No obstante, esta conclusión presupone que la eficacia de las políticas de estímulo de la demanda no depende de las medidas relativas a la oferta y esta cuestión, aunque válida a efectos de simplificación en la pizarra, es errónea en la realidad. Así, si las condiciones de oferta de la economía incluyen –como sigue ocurriendo actualmente– un elevado ratio de endeudamiento, las políticas de demanda resultan menos eficaces en la estimulación de la actividad económica, pues las ganancias de la política fiscal son absorbidas por la elevada deuda pública y los beneficios de una política monetaria de bajos tipos de interés sobre la inversión y el consumo se ven mitigados por el elevado endeudamiento privado.
Paralelamente, si las condiciones de oferta de la economía incluyen –como sigue ocurriendo actualmente– elevadas rigideces en el mercado laboral, el impacto esperado de las medidas de estímulo del consumo sobre la demanda de puestos de trabajo se ve limitada por la naturaleza en parte estructural del desempleo, el desajuste de competencias entre los solicitantes de empleo y las vacantes de empleo, y la baja movilidad de los trabajadores. De la misma forma, la fragmentación de los mercados de capitales dificulta la canalización del ahorro donde se necesita una mayor inversión, retrasando la necesaria reestructuración de la economía hacia sectores de productividad más elevada.
Es en este contexto cuando las políticas de oferta –y me refiero a las reformas estructurales– pueden ayudar a potenciar las políticas de demanda. Y es que, aunque en general se afirme que a corto plazo las reformas estructurales provocan una contracción del PIB, no deberíamos obviar que existe una fuerza contrapuesta que crea el espacio para que los gobiernos, las empresas y las familias puedan gastar más a corto plazo. Y es que al reestructurar, reactivar, recapacitar… se crean expectativas de renta permanente que llevan a las empresas a adelantar la inversión y a las familias a reducir el ahorro de precaución y aumentar, así, el consumo. Como resultado de este proceso reformista la fuerza de trabajo responde de forma más rápida y eficaz a la mayor demanda, al tiempo que se asegura que la mayor demanda se canaliza hacia los sectores adecuados y, por lo tanto, se acelera más que retarda el proceso de destrucción creativa.
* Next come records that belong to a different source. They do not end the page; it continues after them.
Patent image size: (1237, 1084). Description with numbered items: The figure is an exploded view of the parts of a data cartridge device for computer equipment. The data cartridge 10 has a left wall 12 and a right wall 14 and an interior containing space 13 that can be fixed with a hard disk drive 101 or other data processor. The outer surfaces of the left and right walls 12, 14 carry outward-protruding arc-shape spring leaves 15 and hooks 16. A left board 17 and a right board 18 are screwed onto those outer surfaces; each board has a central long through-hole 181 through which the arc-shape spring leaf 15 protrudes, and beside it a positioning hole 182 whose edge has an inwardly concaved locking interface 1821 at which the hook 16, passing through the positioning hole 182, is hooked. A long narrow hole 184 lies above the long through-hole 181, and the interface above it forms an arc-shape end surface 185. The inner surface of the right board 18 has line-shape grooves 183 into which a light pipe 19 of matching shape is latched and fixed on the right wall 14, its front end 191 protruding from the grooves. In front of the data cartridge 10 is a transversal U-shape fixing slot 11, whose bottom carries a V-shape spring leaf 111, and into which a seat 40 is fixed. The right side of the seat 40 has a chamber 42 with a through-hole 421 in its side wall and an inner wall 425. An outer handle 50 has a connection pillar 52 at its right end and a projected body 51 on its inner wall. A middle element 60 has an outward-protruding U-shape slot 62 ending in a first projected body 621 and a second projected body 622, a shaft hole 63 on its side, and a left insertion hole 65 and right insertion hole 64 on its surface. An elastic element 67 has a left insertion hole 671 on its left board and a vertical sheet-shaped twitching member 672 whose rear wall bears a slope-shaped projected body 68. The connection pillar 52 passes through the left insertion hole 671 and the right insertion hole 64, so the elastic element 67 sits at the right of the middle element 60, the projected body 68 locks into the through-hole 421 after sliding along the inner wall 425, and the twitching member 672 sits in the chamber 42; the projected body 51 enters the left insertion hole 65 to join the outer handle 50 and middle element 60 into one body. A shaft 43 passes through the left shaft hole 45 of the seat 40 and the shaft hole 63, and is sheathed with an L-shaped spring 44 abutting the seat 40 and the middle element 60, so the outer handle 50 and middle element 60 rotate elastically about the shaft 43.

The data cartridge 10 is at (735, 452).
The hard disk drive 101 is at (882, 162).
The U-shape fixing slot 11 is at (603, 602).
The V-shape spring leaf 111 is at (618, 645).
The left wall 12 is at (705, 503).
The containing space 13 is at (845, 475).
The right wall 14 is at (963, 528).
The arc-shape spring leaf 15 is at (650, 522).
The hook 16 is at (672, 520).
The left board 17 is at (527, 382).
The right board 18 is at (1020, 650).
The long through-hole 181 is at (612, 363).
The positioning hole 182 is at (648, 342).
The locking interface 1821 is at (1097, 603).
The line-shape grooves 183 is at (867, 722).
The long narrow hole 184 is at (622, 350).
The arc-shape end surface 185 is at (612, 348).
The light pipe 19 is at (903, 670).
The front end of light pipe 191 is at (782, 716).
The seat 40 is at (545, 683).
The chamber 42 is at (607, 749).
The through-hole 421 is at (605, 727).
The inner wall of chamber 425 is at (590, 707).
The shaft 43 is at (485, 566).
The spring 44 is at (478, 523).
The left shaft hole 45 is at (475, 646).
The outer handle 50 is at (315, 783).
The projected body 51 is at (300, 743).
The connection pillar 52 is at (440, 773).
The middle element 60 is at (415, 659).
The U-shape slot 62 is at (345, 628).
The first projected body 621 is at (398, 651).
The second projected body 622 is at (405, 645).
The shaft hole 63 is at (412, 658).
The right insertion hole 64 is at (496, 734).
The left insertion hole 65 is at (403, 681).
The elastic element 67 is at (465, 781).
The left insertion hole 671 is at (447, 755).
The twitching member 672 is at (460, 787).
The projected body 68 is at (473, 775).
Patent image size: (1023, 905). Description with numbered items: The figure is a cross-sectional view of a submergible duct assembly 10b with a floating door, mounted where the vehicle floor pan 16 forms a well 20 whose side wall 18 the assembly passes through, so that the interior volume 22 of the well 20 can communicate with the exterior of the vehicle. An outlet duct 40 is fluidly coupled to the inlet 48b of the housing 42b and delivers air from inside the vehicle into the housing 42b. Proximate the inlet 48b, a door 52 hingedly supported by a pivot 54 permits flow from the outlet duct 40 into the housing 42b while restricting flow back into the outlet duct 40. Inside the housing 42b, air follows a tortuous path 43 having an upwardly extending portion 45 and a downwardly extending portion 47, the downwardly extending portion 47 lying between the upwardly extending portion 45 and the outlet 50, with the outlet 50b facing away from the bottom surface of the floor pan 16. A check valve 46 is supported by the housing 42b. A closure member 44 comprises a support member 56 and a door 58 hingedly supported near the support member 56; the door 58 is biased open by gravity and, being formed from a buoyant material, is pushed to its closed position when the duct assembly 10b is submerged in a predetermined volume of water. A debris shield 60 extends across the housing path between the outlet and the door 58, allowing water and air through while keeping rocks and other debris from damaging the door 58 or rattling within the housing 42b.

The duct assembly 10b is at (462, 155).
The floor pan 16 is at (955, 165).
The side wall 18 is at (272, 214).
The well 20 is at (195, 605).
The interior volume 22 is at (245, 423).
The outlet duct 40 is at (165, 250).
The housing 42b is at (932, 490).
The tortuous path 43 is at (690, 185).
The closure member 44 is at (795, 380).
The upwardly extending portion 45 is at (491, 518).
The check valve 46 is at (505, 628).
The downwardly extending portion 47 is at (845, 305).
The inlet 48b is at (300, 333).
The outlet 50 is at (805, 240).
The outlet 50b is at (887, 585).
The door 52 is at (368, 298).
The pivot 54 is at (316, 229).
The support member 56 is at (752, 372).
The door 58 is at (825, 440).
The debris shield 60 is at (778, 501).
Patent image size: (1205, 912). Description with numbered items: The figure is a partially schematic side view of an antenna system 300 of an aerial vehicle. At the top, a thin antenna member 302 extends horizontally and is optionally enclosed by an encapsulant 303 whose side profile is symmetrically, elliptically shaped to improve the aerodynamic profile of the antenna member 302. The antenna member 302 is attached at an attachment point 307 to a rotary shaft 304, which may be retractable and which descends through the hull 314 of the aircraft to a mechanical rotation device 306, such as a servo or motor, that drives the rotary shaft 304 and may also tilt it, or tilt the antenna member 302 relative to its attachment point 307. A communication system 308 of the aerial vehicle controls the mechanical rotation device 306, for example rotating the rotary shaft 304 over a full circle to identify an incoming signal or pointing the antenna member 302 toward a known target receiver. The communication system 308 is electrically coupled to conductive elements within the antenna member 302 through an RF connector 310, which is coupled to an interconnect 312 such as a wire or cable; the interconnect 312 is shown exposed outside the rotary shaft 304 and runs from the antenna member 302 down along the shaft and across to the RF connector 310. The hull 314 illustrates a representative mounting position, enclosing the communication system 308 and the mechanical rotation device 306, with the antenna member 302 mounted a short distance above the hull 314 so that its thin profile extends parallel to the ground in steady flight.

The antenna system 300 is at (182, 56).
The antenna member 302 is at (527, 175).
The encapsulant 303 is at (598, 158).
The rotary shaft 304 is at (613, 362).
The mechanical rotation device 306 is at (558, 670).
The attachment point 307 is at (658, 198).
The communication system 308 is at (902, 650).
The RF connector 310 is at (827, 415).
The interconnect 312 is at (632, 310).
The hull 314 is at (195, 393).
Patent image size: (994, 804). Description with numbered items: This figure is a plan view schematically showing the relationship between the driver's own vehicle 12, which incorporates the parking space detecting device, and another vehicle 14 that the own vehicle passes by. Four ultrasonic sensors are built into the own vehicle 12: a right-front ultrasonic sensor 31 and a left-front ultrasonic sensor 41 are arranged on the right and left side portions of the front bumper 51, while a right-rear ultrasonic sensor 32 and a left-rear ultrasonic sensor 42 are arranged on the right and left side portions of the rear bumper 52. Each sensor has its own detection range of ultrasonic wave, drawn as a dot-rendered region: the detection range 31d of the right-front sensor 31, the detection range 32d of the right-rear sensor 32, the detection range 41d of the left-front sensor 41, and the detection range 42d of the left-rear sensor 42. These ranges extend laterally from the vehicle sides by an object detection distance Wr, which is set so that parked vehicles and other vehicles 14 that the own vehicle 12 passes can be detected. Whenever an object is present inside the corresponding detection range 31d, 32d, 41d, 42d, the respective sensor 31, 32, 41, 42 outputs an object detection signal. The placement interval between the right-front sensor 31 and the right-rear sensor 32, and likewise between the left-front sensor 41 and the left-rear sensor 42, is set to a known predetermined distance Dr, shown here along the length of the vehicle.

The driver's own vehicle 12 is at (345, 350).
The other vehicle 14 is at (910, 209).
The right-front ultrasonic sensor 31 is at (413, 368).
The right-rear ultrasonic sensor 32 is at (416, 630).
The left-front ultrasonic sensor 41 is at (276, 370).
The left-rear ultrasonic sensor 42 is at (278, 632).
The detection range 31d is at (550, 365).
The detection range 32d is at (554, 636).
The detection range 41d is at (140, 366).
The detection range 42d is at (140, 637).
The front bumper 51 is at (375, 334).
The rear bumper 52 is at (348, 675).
A estas alturas ya no deberíamos estar discutiendo, por tanto, sobre la necesidad de implementar reformas estructurales y mucho menos sobre la posibilidad de sustituirlas por políticas de estímulo de la demanda, sino que deberíamos estar centrados en el ritmo y la composición de una agenda de transformación productiva. Y es que más que el qué, lo que importa en estos momentos es el cómo.